Palaces in the 17th century evolved from picturesque dispersion to compactness and symmetry. This can be seen from the comparison of the wooden palace in the village of Kolomenskoye with the Lefortovo Palace in Moscow. The palaces of church rulers included a church, and sometimes, consisting of a number of buildings, they were surrounded by a wall with towers and looked like a Kremlin or a monastery. Monastic cells often consisted of three-part sections forming long buildings. Administrative buildings of the 17th century. looked like houses. Gostiny Dvor in Arkhangelsk, which had 2-storey buildings with housing above and warehouses below, was at the same time a fortress with towers that dominated the surrounding buildings. The expansion of cultural ties between Russia and the West contributed to the appearance on the facades of houses and palaces of order forms and glazed tiles, in the distribution of which the Belarusian ceramists, who worked for Patriarch Nikon on the construction of the New Jerusalem Monastery in Istra, played a certain role. They began to imitate the decoration of the patriarchal cathedral and even tried to surpass it with elegance. At the end of the XVII century. order forms were made in white stone.

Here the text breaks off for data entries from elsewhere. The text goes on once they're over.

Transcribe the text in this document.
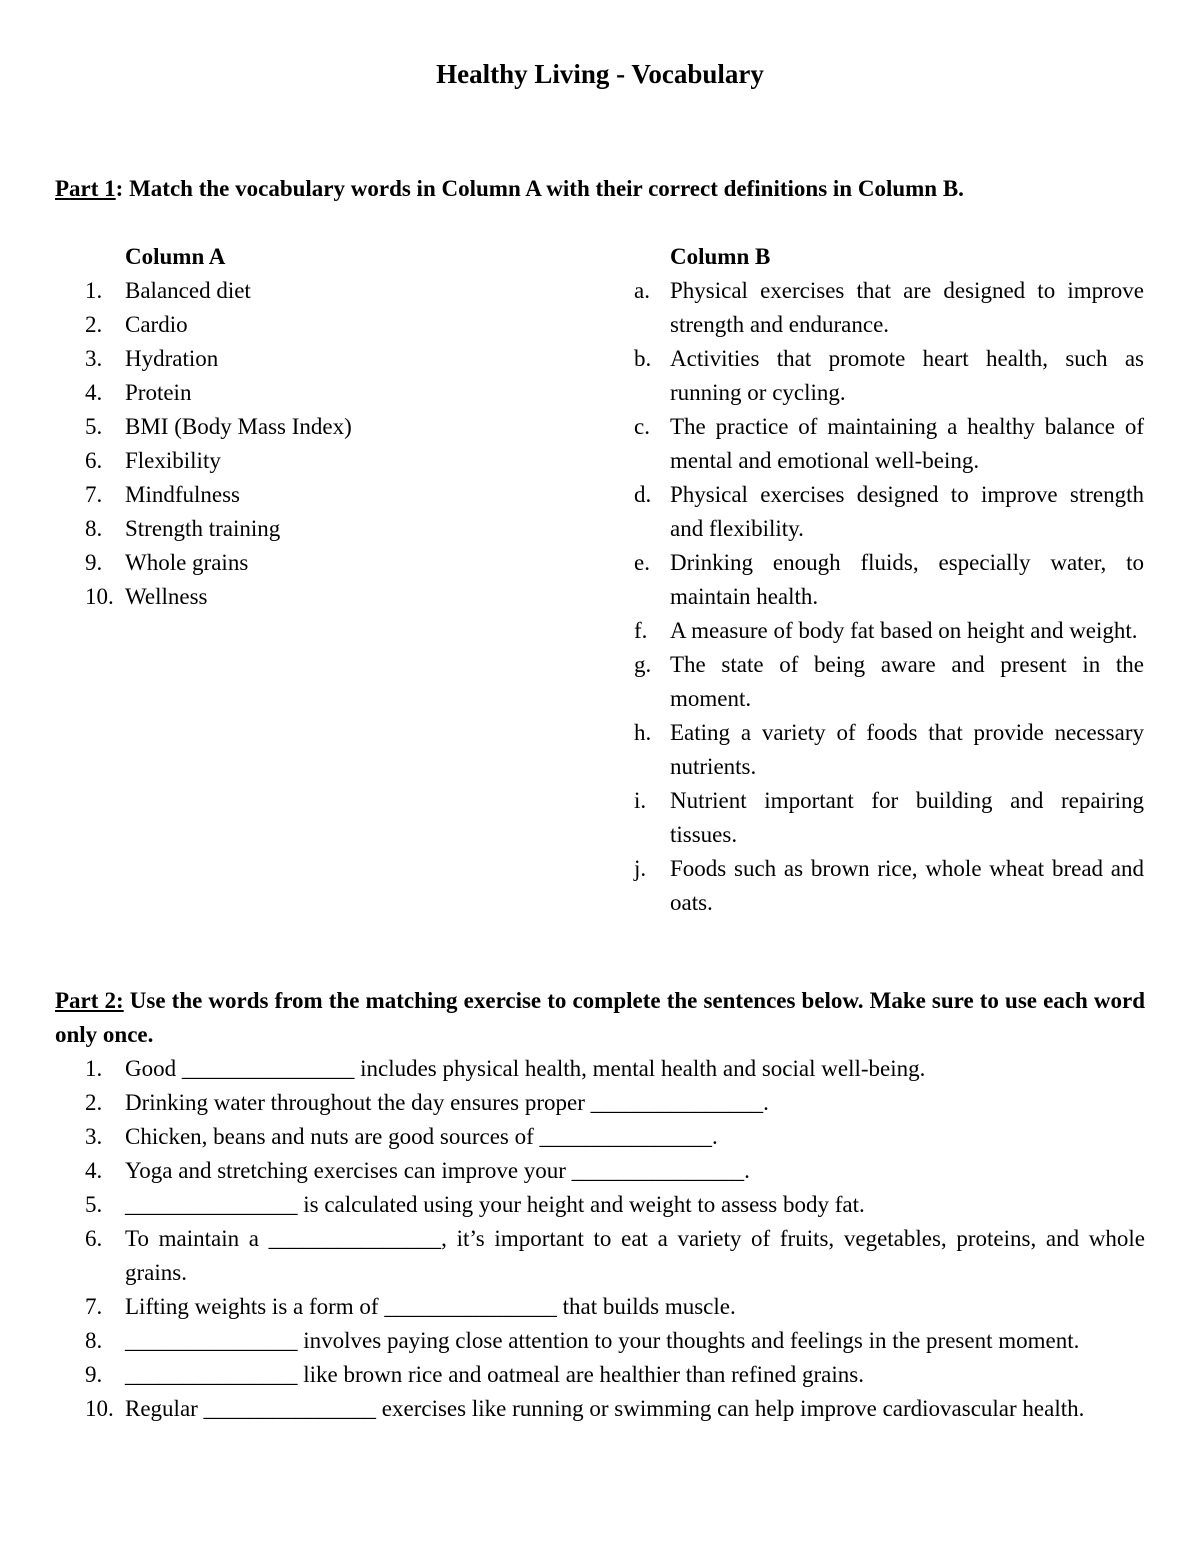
Healthy Living - Vocabulary
Part 1: Match the vocabulary words in Column A with their correct definitions in Column B.
Column A	Column B
1. Balanced diet
2. Cardio
3. Hydration
4. Protein
5. BMI (Body Mass Index)
6. Flexibility
7. Mindfulness
8. Strength training
9. Whole grains
10. Wellness
a. Physical exercises that are designed to improve strength and endurance.
b. Activities that promote heart health, such as running or cycling.
c. The practice of maintaining a healthy balance of mental and emotional well-being.
d. Physical exercises designed to improve strength and flexibility.
e. Drinking enough fluids, especially water, to maintain health.
f. A measure of body fat based on height and weight.
g. The state of being aware and present in the moment.
h. Eating a variety of foods that provide necessary nutrients.
i.	Nutrient important for building and repairing tissues.
j.	Foods such as brown rice, whole wheat bread and oats.
Part 2: Use the words from the matching exercise to complete the sentences below. Make sure to use each word only once.
1. Good _______________ includes physical health, mental health and social well-being.
2. Drinking water throughout the day ensures proper _______________.
3. Chicken, beans and nuts are good sources of _______________.
4. Yoga and stretching exercises can improve your _______________.
5. _______________ is calculated using your height and weight to assess body fat.
6. To maintain a _______________, it’s important to eat a variety of fruits, vegetables, proteins, and whole grains.
7. Lifting weights is a form of _______________ that builds muscle.
8. _______________ involves paying close attention to your thoughts and feelings in the present moment.
9. _______________ like brown rice and oatmeal are healthier than refined grains.
10. Regular _______________ exercises like running or swimming can help improve cardiovascular health.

Churches during the 17th century the same evolution took place from complex and asymmetric compositions to clear and balanced ones, from picturesque brick "patterns" of facades to order decoration clearly placed on them. For the first half of the XVII century. typical are pillarless "patterned" churches with a refectory, aisles and a bell tower with a closed vault. They have five domes, cupolas above the aisles, tents over the porches and the bell tower, tiers of kokoshniks and cornices inspired by residential architecture, platbands, milled belts. With their fractional decor, picturesque silhouette and complexity of volume, these churches resemble rich mansions, reflecting the penetration of secular principles into church architecture and losing the monumental clarity of the composition.

2. Visual arts

In the first decades after the Mongol-Tatar invasion, painting was revived. In the conditions of greatly reduced international and interregional relations in the 2nd half of the 13th century and at the beginning of the 14th century. the old schools of painting finally crystallize and new ones are formed.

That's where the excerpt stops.